In April 2020, the Azim Premji Foundation, Wipro, and Wipro Enterprises committed ₹1,125 crore (US$140 million) to COVID-19 relief efforts. This was followed by an additional commitment of ₹1,000 crore in June 2021 to support the universal vaccination program.

In FY 25, Azim Premji and family (Azim Premji Foundation) donated Rs 147 crores.

The foundation has warned against scam emails which claim to be from the foundation and falsely request donations.

===The Giving Pledge===
In 2013, Premji became the first Indian to sign up for the Giving Pledge, a campaign led by Warren Buffett and Bill Gates, to encourage the wealthiest people to make a commitment to give most of their wealth to philanthropic causes. He is the third non-American after Richard Branson and David Sainsbury to join this club.

I strongly believe that those of us, who are privileged to have wealth, should contribute significantly to try and create a better world for the millions who are far less privileged.
— Azim Premji

==Legal affairs==
Beginning in 2020, Premji was named in a series of lawsuits filed via the NGO India Awake for Transparency. The Karnataka High Court characterized the suits as "frivolous", dismissed them, and jailed two complainants for contempt. In March 2022, the Supreme Court noted an unconditional apology from the principal complainant and closed the remaining matters.

===Frivolous asset transfer case===

In 2022, for a case initiated by an NGO , India Awake for Transparency, The Supreme Court took note of unconditional apology of R Subramanian, who through various companies initiated a maze of "frivolous" litigations against Azim Premji and others, and said the ex-Wipro chairman took a "constructive" view by deciding to close it if they do not face "barrage" of future litigations. Azim Premji and others were accused of illegal asset transfers from three companies into a private trust.
'Indian Awake for Transparency' of Mr Subramanian had filed a complaint in a Bengaluru trial court alleging illegality in the transfer of assets worth Rs 45,000 crore from three companies to a private trust and a newly formed company. A bench comprising Justices Sanjay Kishan Kaul and M Sundresh, which had taken serious note of the "frivolous" and "mischievous" complaint filed by Subramanian, perused his affidavit tendering the apology to Mr Premji and others and advised him to start a "new chapter in his life". The case was closed in March 2022 by Supreme Court of India.

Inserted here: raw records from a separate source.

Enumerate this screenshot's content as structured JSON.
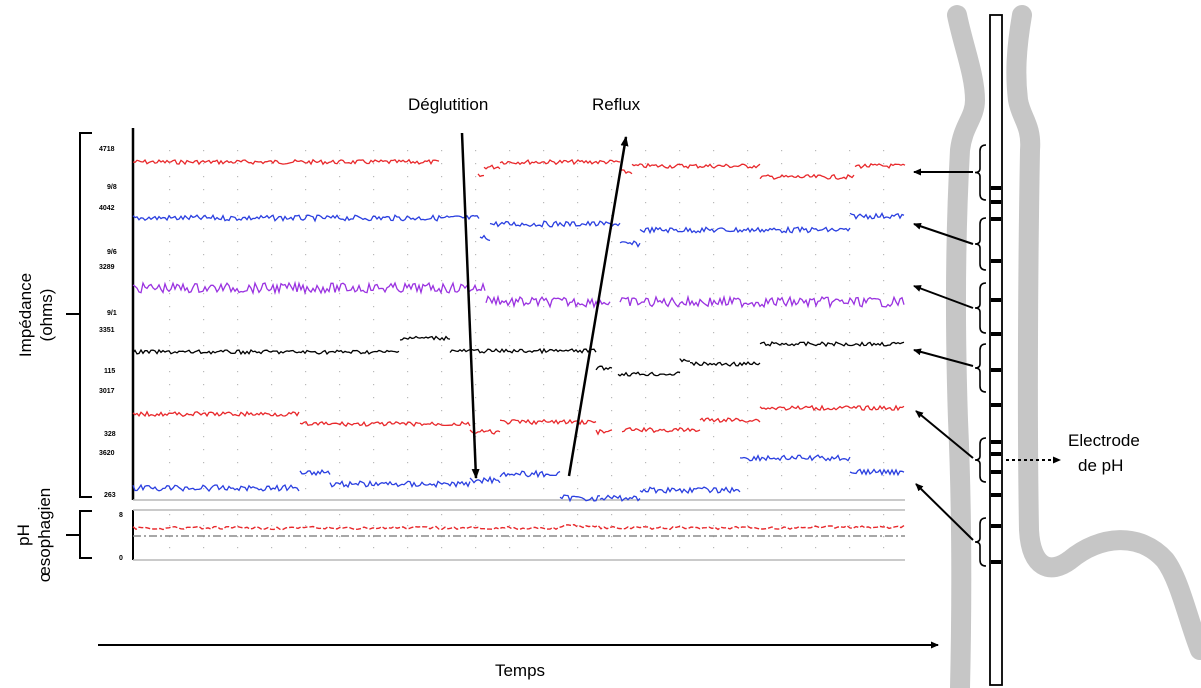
{
  "annotations": {
    "swallow": "Déglutition",
    "reflux": "Reflux",
    "electrode_line1": "Electrode",
    "electrode_line2": "de pH",
    "time_axis": "Temps"
  },
  "axes": {
    "impedance_line1": "Impédance",
    "impedance_line2": "(ohms)",
    "ph_line1": "pH",
    "ph_line2": "œsophagien"
  },
  "channels": [
    {
      "color": "#e8282b",
      "top_label": "4718",
      "bottom_label": "9/8"
    },
    {
      "color": "#2a3fe0",
      "top_label": "4042",
      "bottom_label": "9/6"
    },
    {
      "color": "#9a32e0",
      "top_label": "3289",
      "bottom_label": "9/1"
    },
    {
      "color": "#000000",
      "top_label": "3351",
      "bottom_label": "115"
    },
    {
      "color": "#e8282b",
      "top_label": "3017",
      "bottom_label": "328"
    },
    {
      "color": "#2a3fe0",
      "top_label": "3620",
      "bottom_label": "263"
    }
  ],
  "ph_trace": {
    "color": "#e8282b",
    "reference_color": "#8a8a8a",
    "top_label": "8",
    "bottom_label": "0"
  },
  "colors": {
    "esophagus": "#c6c6c6",
    "grid": "#b9b9b9"
  }
}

===Labor law violation case===

In 2024, Azim Premji faced charges in Lucknow related to alleged violations of the Equal Remuneration Act, 1976, stemming from a complaint against a third-party security provider for Wipro. The Lucknow bench of Allahabad High Court quashed the criminal proceedings against Premji, with the court noting that the magistrate had not properly examined the nature of the allegations and that Premji had no direct role in the matter.

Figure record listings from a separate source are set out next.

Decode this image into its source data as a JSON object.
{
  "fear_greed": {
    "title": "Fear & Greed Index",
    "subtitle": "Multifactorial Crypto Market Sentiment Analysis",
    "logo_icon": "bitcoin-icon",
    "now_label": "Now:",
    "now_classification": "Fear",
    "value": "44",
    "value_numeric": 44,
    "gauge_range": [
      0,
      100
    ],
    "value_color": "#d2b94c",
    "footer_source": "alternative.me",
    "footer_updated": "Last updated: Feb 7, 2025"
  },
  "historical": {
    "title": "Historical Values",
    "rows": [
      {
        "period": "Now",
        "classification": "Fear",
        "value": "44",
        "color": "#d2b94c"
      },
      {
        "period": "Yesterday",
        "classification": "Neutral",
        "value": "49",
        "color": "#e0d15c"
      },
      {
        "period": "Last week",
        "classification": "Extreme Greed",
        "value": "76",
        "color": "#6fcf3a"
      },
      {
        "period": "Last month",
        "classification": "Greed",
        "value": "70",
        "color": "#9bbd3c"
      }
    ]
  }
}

The bench observed, “Premji, a distinguished industrialist and the chairman and managing director of Wipro Ltd, has consistently demonstrated a commitment to ethical business practices and social responsibility. "The bench added, “In reflecting upon the character and contributions of the individual summoned before the court, it is imperative to consider the specifics of the case at hand and to also consider the broader context of the individual’s life and work. This court recognises the multifaceted nature of Premji, whose endeavours, both as an industrialist and a philanthropist, have left an impeccable mark on society. The case was closed in May 2024 by Allahabad High Court.

===Bengaluru traffic congestion===
In September 2025, the Karnataka government requested the use of a portion of Wipro's Sarjapur campus to alleviate severe traffic congestion on the Outer Ring Road. In a formal reply, Premji declined the request, citing "significant legal, governance, and statutory challenges" as the campus is a private property and a Special Economic Zone (SEZ). As an alternative, Premji proposed that Wipro would fund a significant portion of a comprehensive, expert-led study to develop a sustainable, long-term solution for the city's mobility issues.